In his 1971 Special Message to the Congress on Energy Resources, President Nixon further outlined his preferred path towards energy independence. His proposed programs included:

-Sulfur oxide control technology

-Coal gasification

-Leasing on the outer continental shelf for oil drilling

-Geothermal energy

-Increasing imports from Canada

-Government reorganization through the creation of an Energy Administration

From the day President Nixon delivered his first Special Message to Congress on Energy in 1971 to April of 1973, America’s energy research and development efforts expanded by 50 percent (RN, Special Message to the Congress on Energy Policy, 1973). Yet the crisis brought on by the oil embargo in the Middle East still demonstrated the United States’ unpreparedness when energy stockpiles became scarce. President Nixon challenged legislatures with energy farsightedness, yet the nation was not willing to sacrifice just yet.

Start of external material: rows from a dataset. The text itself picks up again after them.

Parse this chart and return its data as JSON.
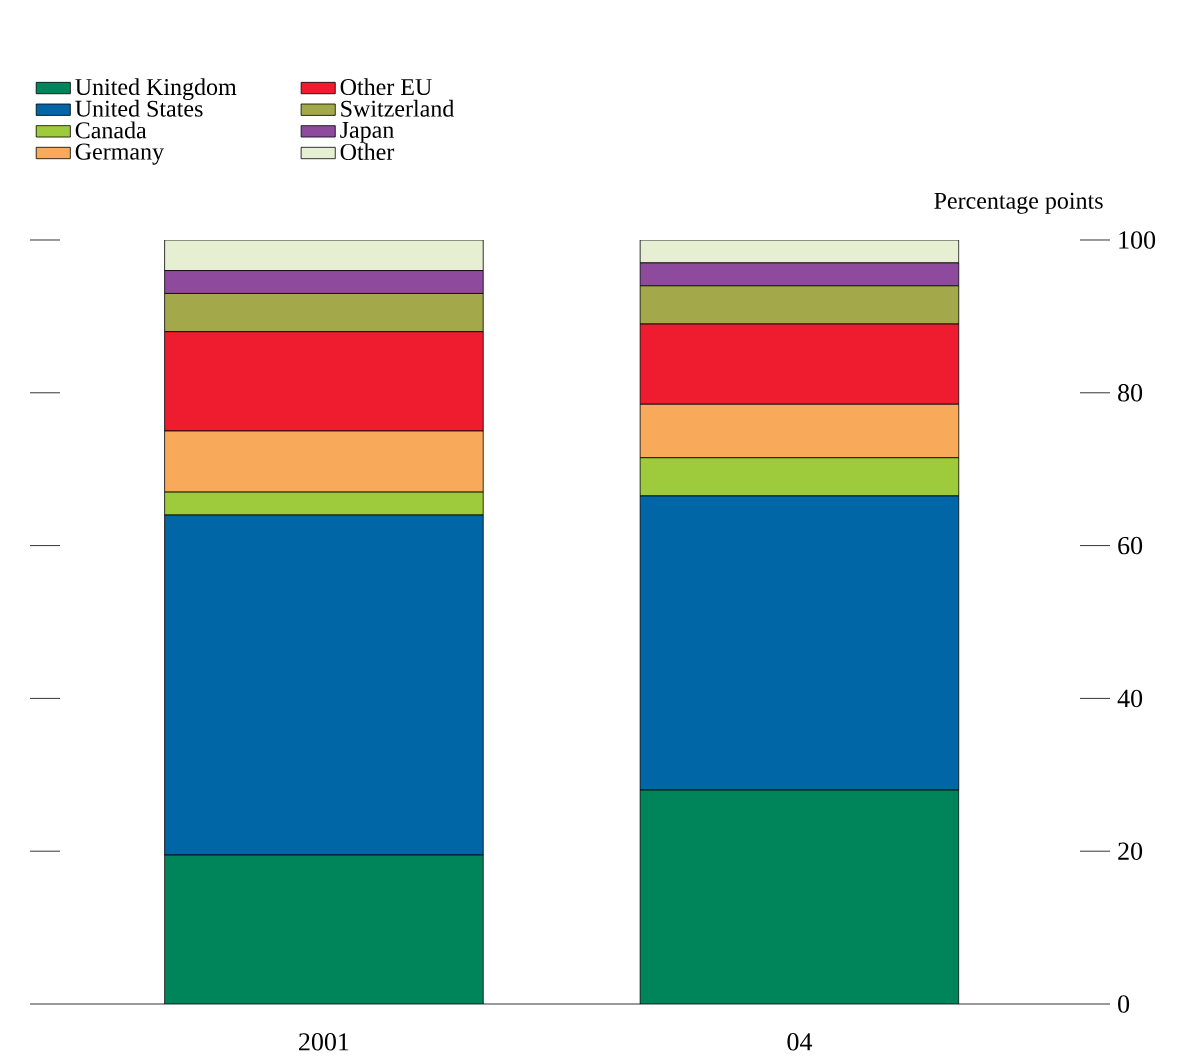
{
  "chart_data": {
    "type": "bar",
    "stacked": true,
    "categories": [
      "2001",
      "04"
    ],
    "ylabel": "Percentage points",
    "ylim": [
      0,
      100
    ],
    "yticks": [
      0,
      20,
      40,
      60,
      80,
      100
    ],
    "legend": "top left",
    "grid": false,
    "series": [
      {
        "name": "United Kingdom",
        "color": "#00855a",
        "values": [
          19.5,
          28
        ]
      },
      {
        "name": "United States",
        "color": "#0066a6",
        "values": [
          44.5,
          38.5
        ]
      },
      {
        "name": "Canada",
        "color": "#9dcb3c",
        "values": [
          3,
          5
        ]
      },
      {
        "name": "Germany",
        "color": "#f9a95a",
        "values": [
          8,
          7
        ]
      },
      {
        "name": "Other EU",
        "color": "#ee1c2e",
        "values": [
          13,
          10.5
        ]
      },
      {
        "name": "Switzerland",
        "color": "#a3a84a",
        "values": [
          5,
          5
        ]
      },
      {
        "name": "Japan",
        "color": "#8e4a9c",
        "values": [
          3,
          3
        ]
      },
      {
        "name": "Other",
        "color": "#e6efd2",
        "values": [
          4,
          3
        ]
      }
    ]
  }
}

Validating his continuing devotion towards meeting America’s energy demands, President Nixon, in 1973, continued to push Congress for more legislative solutions. In this Special Message to Congress, President Nixon reiterated his priorities in exploring geothermal energy, expanding clean coal mining initiatives, and continuing the expansion of research and development. However, the oil embargo at the end of 1973 presented the United States with new and grim energy concerns.

President Nixon pressed more for the conservation of energy, international cooperation, and greater efforts geared toward constructing breeder nuclear reactors. He promulgated that a growing economy will always stimulate greater energy demands, and as such, the United States ought to tap into its copious coal reserves without reneging on the nation’s efforts to develop clean coal mining techniques.

It was also during this message that President Nixon again highlighted the importance of consolidating all energy resources programs into one energy authority, stating that “one of the major advantages of consolidating energy responsibilities would be the broader scope and greater balance this would give to research and development work in the energy field.”

With energy production being the incentive for reorganizing a large portion of federal bureaucracy, President Nixon worked tirelessly to untangle the predicament set forth by the shortsighted government of the 1960s.